The Princess of Wales's revelation she is undergoing treatment for cancer has sparked an outpouring of support and well-wishes from around the world. Read the latest, with analysis from royal correspondents Rhiannon Mills and Laura Bundock, below.

Monday 25 March 2024 00:41, UK

  • Princess of Wales
  • Royal Family

Please use Chrome browser for a more accessible video player

  • Kate reveals cancer diagnosis
  • World leaders send messages of support for Kate
  • Kate's public message about health 'almost unprecedented'
  • Celebrities deleting posts after princess reveals 'sobering truth' | Blake Lively sorry for 'silly post'
  • 'Unbelievably upsetting': Public react in Windsor
  • Explainer : What is preventative chemotherapy and when is it used?
  • Rhiannon Mills analysis : This is not a knee-jerk reaction to media coverage
  • Thomas Moore analysis : Chemo can be brutal - but outlook is better than ever
  • Live reporting by Emily Mee and, earlier,  Katie Williams and  Bhvishya Patel

We will be back with more updates tomorrow. In the meantime, you can scroll back to read today's coverage. 

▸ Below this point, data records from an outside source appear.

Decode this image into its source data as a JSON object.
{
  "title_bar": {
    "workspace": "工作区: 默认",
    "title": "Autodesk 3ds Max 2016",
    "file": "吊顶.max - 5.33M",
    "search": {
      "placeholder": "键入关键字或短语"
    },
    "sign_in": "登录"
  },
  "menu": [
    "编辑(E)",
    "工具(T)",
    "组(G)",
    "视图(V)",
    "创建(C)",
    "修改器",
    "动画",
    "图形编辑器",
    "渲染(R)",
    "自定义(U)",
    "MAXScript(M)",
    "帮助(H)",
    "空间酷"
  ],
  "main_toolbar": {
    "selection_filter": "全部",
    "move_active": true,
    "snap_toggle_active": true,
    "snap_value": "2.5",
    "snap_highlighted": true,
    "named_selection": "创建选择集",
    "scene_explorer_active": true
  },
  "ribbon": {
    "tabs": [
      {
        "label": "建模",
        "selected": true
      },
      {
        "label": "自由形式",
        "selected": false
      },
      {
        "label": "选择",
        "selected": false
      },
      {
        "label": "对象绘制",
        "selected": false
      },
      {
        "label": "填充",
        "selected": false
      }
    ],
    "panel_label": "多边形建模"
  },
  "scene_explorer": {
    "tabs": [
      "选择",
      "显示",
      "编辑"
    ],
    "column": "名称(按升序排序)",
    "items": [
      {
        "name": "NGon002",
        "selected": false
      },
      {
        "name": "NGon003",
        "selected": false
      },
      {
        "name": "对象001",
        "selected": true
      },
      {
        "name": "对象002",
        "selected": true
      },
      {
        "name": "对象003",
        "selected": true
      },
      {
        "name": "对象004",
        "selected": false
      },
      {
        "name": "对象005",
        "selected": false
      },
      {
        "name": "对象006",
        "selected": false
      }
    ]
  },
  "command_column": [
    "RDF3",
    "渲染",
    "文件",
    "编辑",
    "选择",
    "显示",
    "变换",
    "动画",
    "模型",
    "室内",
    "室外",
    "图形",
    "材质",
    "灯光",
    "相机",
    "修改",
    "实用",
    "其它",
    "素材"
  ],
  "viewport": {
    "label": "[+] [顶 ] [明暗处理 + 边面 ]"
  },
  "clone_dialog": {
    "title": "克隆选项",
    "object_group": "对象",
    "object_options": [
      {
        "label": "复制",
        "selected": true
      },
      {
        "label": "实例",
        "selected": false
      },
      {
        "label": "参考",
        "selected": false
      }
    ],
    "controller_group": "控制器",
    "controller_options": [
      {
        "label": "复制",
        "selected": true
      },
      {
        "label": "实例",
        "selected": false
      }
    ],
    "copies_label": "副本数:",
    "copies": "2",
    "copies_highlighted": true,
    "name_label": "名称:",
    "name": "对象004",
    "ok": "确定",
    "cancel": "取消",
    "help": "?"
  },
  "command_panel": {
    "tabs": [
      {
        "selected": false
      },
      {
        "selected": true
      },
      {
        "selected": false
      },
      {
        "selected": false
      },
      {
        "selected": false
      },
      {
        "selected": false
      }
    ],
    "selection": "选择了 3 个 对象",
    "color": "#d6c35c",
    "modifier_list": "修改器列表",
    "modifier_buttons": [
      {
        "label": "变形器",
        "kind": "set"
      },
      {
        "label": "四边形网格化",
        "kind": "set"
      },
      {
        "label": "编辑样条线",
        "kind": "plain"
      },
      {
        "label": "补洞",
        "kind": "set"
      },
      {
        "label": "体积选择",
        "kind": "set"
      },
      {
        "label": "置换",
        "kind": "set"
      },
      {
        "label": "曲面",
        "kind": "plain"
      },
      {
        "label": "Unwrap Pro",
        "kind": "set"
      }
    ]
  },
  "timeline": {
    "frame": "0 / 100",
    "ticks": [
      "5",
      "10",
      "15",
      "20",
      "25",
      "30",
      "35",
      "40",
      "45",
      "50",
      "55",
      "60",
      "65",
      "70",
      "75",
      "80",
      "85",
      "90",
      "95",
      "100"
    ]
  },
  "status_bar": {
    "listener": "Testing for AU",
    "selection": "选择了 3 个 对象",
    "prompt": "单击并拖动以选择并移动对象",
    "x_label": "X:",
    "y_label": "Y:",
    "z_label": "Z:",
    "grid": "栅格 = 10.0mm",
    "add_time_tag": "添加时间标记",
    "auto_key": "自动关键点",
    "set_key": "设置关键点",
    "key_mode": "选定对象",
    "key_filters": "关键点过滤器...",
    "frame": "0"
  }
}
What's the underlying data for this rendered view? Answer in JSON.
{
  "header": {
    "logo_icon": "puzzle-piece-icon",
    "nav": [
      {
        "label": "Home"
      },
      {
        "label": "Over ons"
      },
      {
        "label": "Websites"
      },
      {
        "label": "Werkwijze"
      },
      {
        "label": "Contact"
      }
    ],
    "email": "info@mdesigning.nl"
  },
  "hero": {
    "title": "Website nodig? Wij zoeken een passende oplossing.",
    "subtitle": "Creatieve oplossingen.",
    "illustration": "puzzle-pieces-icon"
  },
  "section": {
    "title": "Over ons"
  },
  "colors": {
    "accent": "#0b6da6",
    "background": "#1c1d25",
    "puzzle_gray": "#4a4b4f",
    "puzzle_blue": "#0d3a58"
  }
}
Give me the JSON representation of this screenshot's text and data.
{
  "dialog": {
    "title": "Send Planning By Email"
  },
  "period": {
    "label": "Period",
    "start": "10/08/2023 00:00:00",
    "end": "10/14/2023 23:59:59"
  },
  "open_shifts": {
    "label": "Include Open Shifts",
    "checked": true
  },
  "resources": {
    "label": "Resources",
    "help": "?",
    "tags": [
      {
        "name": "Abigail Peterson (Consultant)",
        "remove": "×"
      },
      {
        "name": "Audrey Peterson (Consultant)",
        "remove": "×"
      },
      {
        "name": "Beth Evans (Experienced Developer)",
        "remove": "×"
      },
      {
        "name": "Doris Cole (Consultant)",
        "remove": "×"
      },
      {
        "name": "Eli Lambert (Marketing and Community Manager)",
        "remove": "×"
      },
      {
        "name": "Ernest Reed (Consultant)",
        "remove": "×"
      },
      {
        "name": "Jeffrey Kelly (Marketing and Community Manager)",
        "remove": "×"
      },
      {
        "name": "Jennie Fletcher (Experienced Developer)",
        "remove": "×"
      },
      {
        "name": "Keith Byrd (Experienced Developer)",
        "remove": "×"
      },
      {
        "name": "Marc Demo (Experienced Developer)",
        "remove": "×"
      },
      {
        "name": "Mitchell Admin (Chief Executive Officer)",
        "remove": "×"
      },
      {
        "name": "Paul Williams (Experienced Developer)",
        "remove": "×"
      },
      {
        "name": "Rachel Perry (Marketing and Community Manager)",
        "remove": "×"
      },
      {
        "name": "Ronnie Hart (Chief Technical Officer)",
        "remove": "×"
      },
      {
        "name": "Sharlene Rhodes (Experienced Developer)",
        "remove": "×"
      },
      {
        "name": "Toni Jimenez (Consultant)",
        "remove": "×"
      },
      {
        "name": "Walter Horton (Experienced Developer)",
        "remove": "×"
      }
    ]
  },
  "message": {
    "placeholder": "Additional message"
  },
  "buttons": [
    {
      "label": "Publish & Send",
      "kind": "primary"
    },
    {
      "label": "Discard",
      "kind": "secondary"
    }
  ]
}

By Rhiannon Mills, royal correspondent

As a family they've been used to having to step into the spotlight. This is a moment when all the Princess of Wales wants to do is protect her children from it. 

As the world processes the news of her cancer diagnosis, her message about the importance of family couldn't have been stronger. And is why we're all being asked to stop speculating about where they now are and leave them alone.

It can't have been easy for her to record it but the more you watch her message and other parts stand out, showing a different, more self assured side of Kate - who usually loathes public speaking. 

Talking directly to others with cancer, she says: "Everyone facing this disease, in whatever form, please do not lose faith or hope. You are not alone."

There is a strength and poignancy to that final phrase that draws comparison with Queen Elizabeth II's rallying words to the nation during COVID, where she said "We'll meet again".

From this future Queen there is no sense of resentment after what must have been a gruelling few weeks. Since her announcement, the social media speculation of #kategate has been replaced by an outpouring of love and sympathy.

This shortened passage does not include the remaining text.